Ok, so it might be that I’m getting a little bit too domesticated. Especially if my recent Christmas present is any indication. Welcome, the new arrival to our home, the food processor.


Previously, I was a little dubious about how much I would use such a device. But if last week is anything to go by, it’s going to work off its value in no time. First came the tastiest corn breads, that we had at our (very belated), English version of Christmas (yes, it was 36 degrees and we still had a roast with all the trimmings). Next was the Chocolate and Nut Balls from the I Quit Sugar cookbook by Sarah Wilson. Such an amazing snack and you can make them in bulk and pop them in the freezer. (We are all over making freezer meals and making things in bulk pre-baby!)
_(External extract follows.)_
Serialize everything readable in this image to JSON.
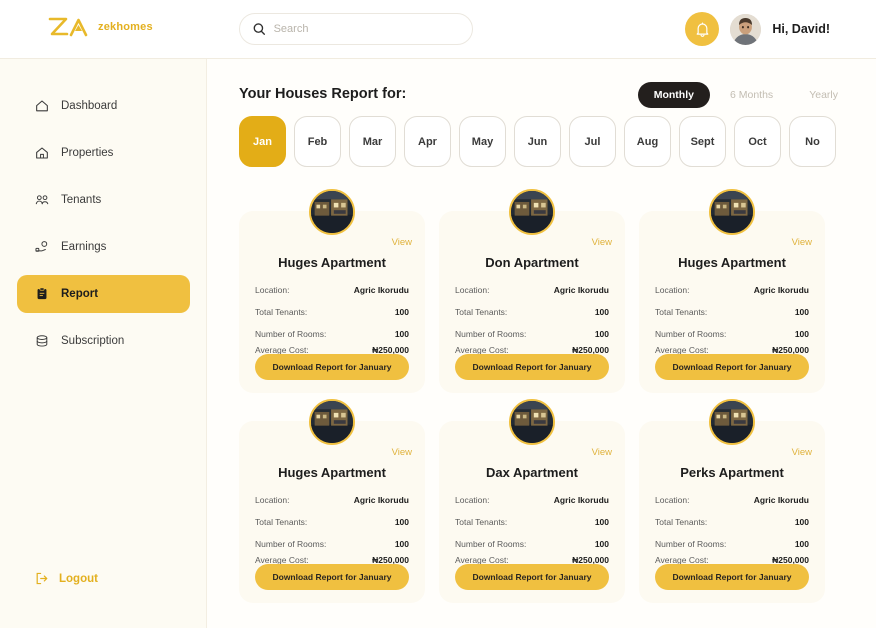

The final recipe I tried was one given to me by my friend April. It is by far my favourite and honestly, it is definitely the most tasty, healthy snack/dessert that I have tasted. I’m sure she wouldn’t mind me sharing it:

What you need

1 can of chickpeas (towel dried)

2 tsp vanilla essence

1tsp baking powder

1/2 cup of organic peanut butter + a bit extra for good measure

1/4 cup of rice malt syrup (as we were out I substituted this for coconut oil and my new favourite sugar, coconut sugar)

Chocolate chips

What to do now

Preheat oven to 170 degrees. Add all ingredients (except the Chocolate Chips) to the food processor and blend until the chickpeas are smooth. Now add the Chocolate Chips and pulse or stir through.


Roll them into balls and pop them into the oven for around 10 minutes (don’t let them burn).


Or you could do what I did with half of the mixture, roll them into balls cover them with coconut flakes and crushed nuts and pop them into the freezer for tasty snacks later on.


Yum. What recipes have you tried in your food processor?